No, not MADE of plastic — the brain physically changes when you do the same thing over and over. To me it feels like it creates little grooves in my brain. You have to rest your brain by doing something different — something so absorbing that you are completely diverted from what has exhausted you. You can’t fly an airplane safely and fret about taxes at the same time. You can’t line up a pool shot and plan a marketing strategy simultaneously.

Nobel-prize winner Dr. Kandel, featured on PBS’ show about the brain, is quoted in “The Shallows”:

“The growth and maintenance of new synaptic terminals makes memory persist.” The process also says something important about how, thanks to the plasticity of our brains, our experiences continually shape our behavior and identity: “The fact that a gene must be switched on to form long-term memory shows clearly that genes are not simply determinants of behavior but are also responsive to environmental stimulation, such as learning.”

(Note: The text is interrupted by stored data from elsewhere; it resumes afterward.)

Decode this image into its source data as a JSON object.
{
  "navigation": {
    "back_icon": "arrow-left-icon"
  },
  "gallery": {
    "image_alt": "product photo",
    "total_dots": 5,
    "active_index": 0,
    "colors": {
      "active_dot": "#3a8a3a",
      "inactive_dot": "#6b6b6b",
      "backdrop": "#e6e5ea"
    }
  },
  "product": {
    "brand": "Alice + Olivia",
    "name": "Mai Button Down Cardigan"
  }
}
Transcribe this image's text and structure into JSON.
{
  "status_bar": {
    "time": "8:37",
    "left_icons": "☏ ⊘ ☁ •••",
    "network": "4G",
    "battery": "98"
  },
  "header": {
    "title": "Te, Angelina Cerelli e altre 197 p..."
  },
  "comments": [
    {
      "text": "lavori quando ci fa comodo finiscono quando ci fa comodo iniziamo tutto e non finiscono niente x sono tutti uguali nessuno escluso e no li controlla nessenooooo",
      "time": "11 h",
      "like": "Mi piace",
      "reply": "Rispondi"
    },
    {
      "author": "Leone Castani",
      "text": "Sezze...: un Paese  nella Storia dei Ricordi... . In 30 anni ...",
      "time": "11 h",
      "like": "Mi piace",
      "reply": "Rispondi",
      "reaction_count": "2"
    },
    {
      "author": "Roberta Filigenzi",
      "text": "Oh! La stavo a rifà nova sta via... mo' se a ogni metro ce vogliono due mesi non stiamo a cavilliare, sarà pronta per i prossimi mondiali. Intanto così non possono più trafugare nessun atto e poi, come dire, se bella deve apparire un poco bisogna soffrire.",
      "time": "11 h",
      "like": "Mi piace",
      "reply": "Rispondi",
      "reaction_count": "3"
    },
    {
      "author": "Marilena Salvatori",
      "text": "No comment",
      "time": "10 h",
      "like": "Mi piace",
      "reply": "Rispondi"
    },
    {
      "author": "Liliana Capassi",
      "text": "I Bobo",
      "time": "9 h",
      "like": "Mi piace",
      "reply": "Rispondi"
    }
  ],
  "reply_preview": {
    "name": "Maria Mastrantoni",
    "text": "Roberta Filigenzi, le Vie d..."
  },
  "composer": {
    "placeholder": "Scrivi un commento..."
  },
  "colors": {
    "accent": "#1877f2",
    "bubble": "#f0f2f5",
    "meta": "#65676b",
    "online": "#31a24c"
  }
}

Learning changes our brain, and continual learning strengthens our “learning muscles.” The more we do something, the better we get at it. But constant pressure can be exhausting.

Two important elements to repair “the little grooves” that we wear into our brains by intense repetition of the same mental activities:

  1. A change of scene and
  2. Doing something different that is creative and absorbing.

How do you relax your brain? Non-verbal play or do you use mental diversions like playing Bridge? What do you think is most effective?